Le skeleton
Le skeleton s’attribue le titre de premier sport de glisse au monde. Le skeleton se différencie de la luge par la forme de son châssis qui rappelle celui d’un squelette, d’où provient évidemment son appellation. Pratiqué sur la glace, la course de skeleton offre un beau spectacle de descente en vitesse.
L’historique du skeleton
L’origine du skeleton remonte à des ères anciennes, au moment de l’invention de la luge, un engin utilisé pour mouvoir sur les pentes de neiges. Les écrits du 16 ème siècle rapportent des descriptions de ces engins mais ce sont les auteurs du 19 ème siècle qui ont su relater les premières courses que faisaient les touristes britanniques sur les routes des Alpes. A Cresta de St Moritz en Suisse, l’endroit de la première course de descente, une conformation particulière de la luge donna naissance au skeleton tel qu’on le connaît aujourd’hui. Cette discipline utilise une luge en métal ayant la forme d’un squelette comme moyen de glisse.
Des compétitions périodiques de luge et de skeleton se tiennent à St Moritz. Les années 1928 et 1948 ont été particulièrement marquées par ces manifestations. En deux fois, le skeleton eut sa place dans les disciplines olympiques. Avec le retour en force du skeleton en 2002, le programme olympique affichait les épreuves pour les femmes, si auparavant, seuls les hommes y participaient.
L’équipement nécessaire pour pratiquer le skeleton
Le skeleton est un engin monté sur des patins qui tout comme la luge, n’est pas muni de freins. Toutefois, il est muni de pare-chocs avant et arrière pour la protection du compétiteur des chocs contre la paroi du couloir. Le châssis du skeleton utilisé pendant les compétitions doit être impérativement en acier. Le skeleton doit mesurer entre 800 et 1200 mm de longueur, 80 et 200 mm de hauteur. Pour les dames, le poids maximal incluant le lugeur ne doit pas aller au dessus de 92 kg, s’il est de 115 kg chez les messieurs. La présence d’un lestage sur la luge est permise.
La tenue vestimentaire du compétiteur se compose d’une combinaison élastique qui lui moule le corps et plus épais au niveau des coudes. Le lugeur est également tenu de porter des gants de cuir pour se protéger les mains et un casque en plastique rigide additionné d’une mentonnière et d’une visière. Les chaussures du compétiteur comportent des crampons dont les normes de dimensions n’excèdent pas 7 mm de long et 2 mm de diamètre.
Le skeleton vu du côté pratique
Au signal de départ, le lugeur donne une poussée à l’engin par ses poignées. Le lugeur se positionne sur le ventre avec sa tête tournée vers le bas du couloir de glisse, position dangereuse mais que des milliers de sportifs adoptent par amour pour leur sport favori. Les bras du lugeur doivent rester le long de son corps pendant toute la descente. Le skeleton est lancé dans le couloir de glace à plus de 100 km/h. Selon le règlement, si un concurrent essaie de ralentir, il est disqualifié. Lorsqu’il est arrivé à la fin du parcours, le lugeur utilise ses pieds pour freiner l’engin. Pendant les éliminatoires, le lugeur n’est pas autorisé à changer de luge. Le poids de l’engin ne doit pas excéder les 43 kg chez les messieurs et 35 kg chez les dames. Ce sport se pratique seul ou en duo.

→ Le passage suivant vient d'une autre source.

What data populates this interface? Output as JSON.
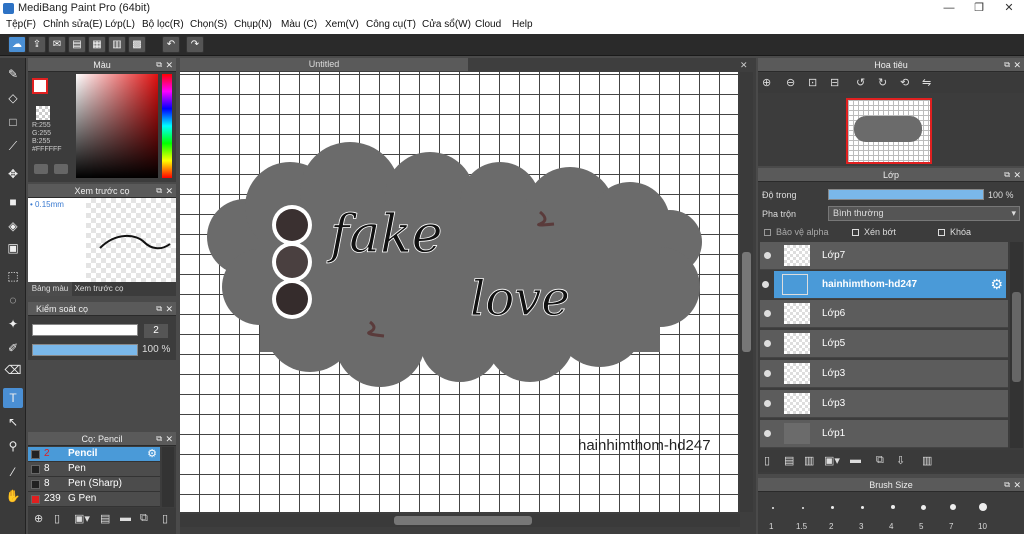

Pendant une compétition olympique, le skeleton est disputé en deux épreuves de deux manches chacune au cours d’un même jour, l’épreuve des hommes étant suivie de celles des femmes. La façon de qualifier les lugeurs hommes diffère de celle des femmes. Chez les messieurs, les vingt lugeurs aux meilleurs temps ont le droit de passer à une deuxième manche, tandis que chez les dames, on ne prend en compte que les douze meilleures. Pour calculer le temps final, les temps des deux manches sont tenus en compte et celui qui remporte le meilleur score se voit attribuer la victoire. Bien entendu, le chronométrage du parcours s’effectue au centième de seconde près. Lors de l’existence de classement ex aequo, la même médaille est offerte aux deux lugeurs.
Le saviez-vous ?
Au skeleton, la vitesse de descente du compétiteur peut atteindre les 130 km/h, ce qui en fait un vrai sport de sensation tant pour les lugeurs que pour le public.